– Ну я так и думала. Ты не расстраивайся, всё хорошо, ничего не случилось. Просто они с Максом решили отдохнуть и что-то не рассчитали…В общем, он пьяный спит у нас. Только я тебе ничего не говорила.

– Хорошо, – от её объяснений легче не стало.

23. Глава 22. Что случилось?

С Глебом мы увиделись только через три дня и то мельком. Он не звонил, не приходил ко мне в спальню, словно избегал. Я не могла понять, что сделала не так. И хоть его равнодушие было мне на руку, именно сейчас я чувствовала себя несчастной. Недаром говорят, что к хорошему быстро привыкают. Вот так и я привыкла к тому, чтобы засыпать рядом с ним, наблюдать за тем, как он спит, наслаждаться нашей близостью. Можно было бы сказать любовью, но ведь он никогда не любил меня.

Бегать за ним ради объяснений не было смысла. Всё вышло, как он и сказал Максу. Только получается, он наигрался мной даже меньше чем за месяц.

От этих мыслей в груди жгло, словно там догорали последние остатки надежды, разъедая огромную дыру во всю грудную клетку. Даже дышать было больно.

И если первые дни я ещё пыталась как-то отвлечься, то через неделю даже с кровати перестала вставать. В этом не было необходимости. Жизнь протекала в доме по своим привычным правилам. До меня никому не было дела: до моих чувств, желаний, мыслей. Даже Ксюша больше не звонила.

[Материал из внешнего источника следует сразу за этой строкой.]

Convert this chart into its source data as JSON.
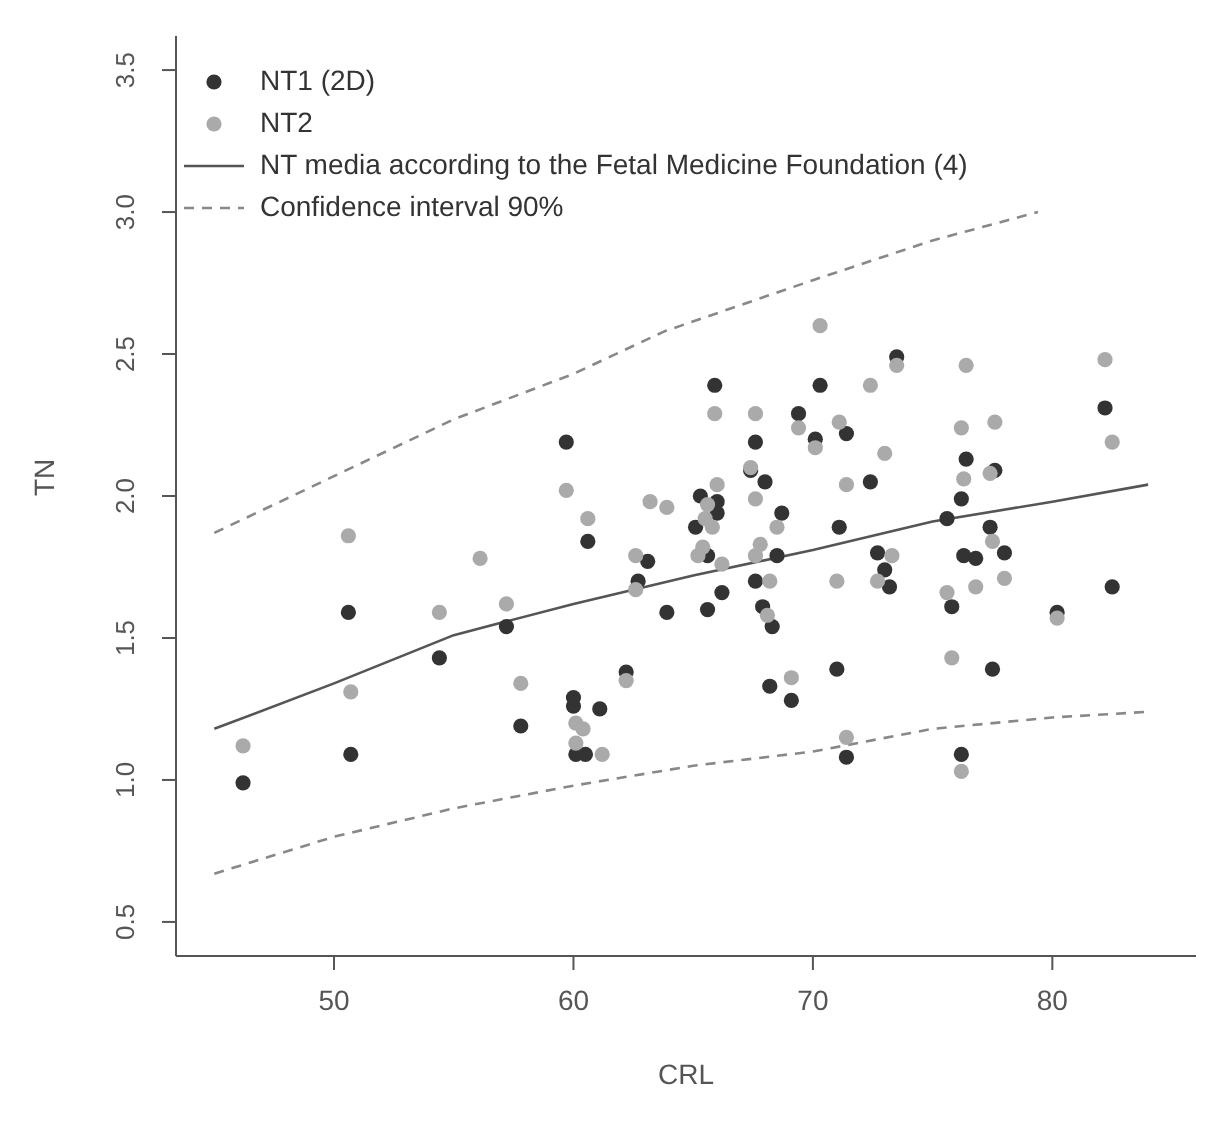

И во всём была виновата я сама. Не надо было холодно разговаривать с ней, будто это из-за неё Глеб не пришёл ночевать. Не надо было доверять ей и сближаться. Да и вообще не надо было соглашаться на этот брак. И если быть откровенно честной с собой, то мама была лишь прикрытием перед собственной совестью, на самом деле я просто хотела замуж за Глеба. И до последнего дня надеялась его изменить. Мне казалось, что стоит ему узнать меня, и он обязательно влюбится.

Глупая!

Ведь такое бывает только в фильмах и в книгах. Если Глеб никогда не любил, он и не полюбит. Если он не уважал женщин, то с чего я взяла, что из-за меня он изменится?

Чудес не бывает. Пора принять это. Принять и жить дальше, но второй пункт мне никак не давался. Жить с этим знанием и принятием мне совершенно не хотелось. Вернее, жить совсем не хотелось. Ни ради себя, ни ради мамы. Всё потеряло смысл.

В начале следующей недели раздался звонок, звонили из больницы.

– София Евгеньевна, вы просили звонить при любых изменениях в состоянии Тамары Андреевны.

– Да.

– Вашей маме стало лучше. Она сказала, что хочет увидеть вас.

– Сказала?

– Ну не сказала, моргнула. Но это всё равно теперь выглядит намного шустрее.

– Хорошо, я приеду сегодня.

Ещё час я пыталась заставить себя встать, но вновь закрывала глаза, чтобы полежать десять минут, а потом ещё десять. К шести я буквально выползла из дома. Голова кружилась от слабости. Всё-таки постоянное лежание не самое лучшее положение для организма.

Зато как только я вошла в палату, в глаза сразу бросился мамино состояние. Оно было заметно лучше: порозовели щёки, взгляд стал более живой. При виде меня она попыталась улыбнуться, рот искривился, уголок губ с правой стороны приподнялся вверх.

– Мамуль привет! Как ты изменилась.

Я подошла к её кровати и присела рядом. Её правая рука шевельнулась, словно она хотела её поднять, но не хватило сил.

– Я всегда знала, что ты у меня сильная. Всё будет хорошо. Ты обязательно поправишься.

Она моргнула и приоткрыла рот.

– А-а, – раздался тихий протяжный звук.

– Ты хотела сказать, да?

Она моргнула.

Я не могла поверить, как за такой короткий срок ей стало намного лучше. Она будто загорелась желанием жить. ЗНачит, всё-таки не зря было это замужество. И все мои переживания окупятся здоровьем мамы.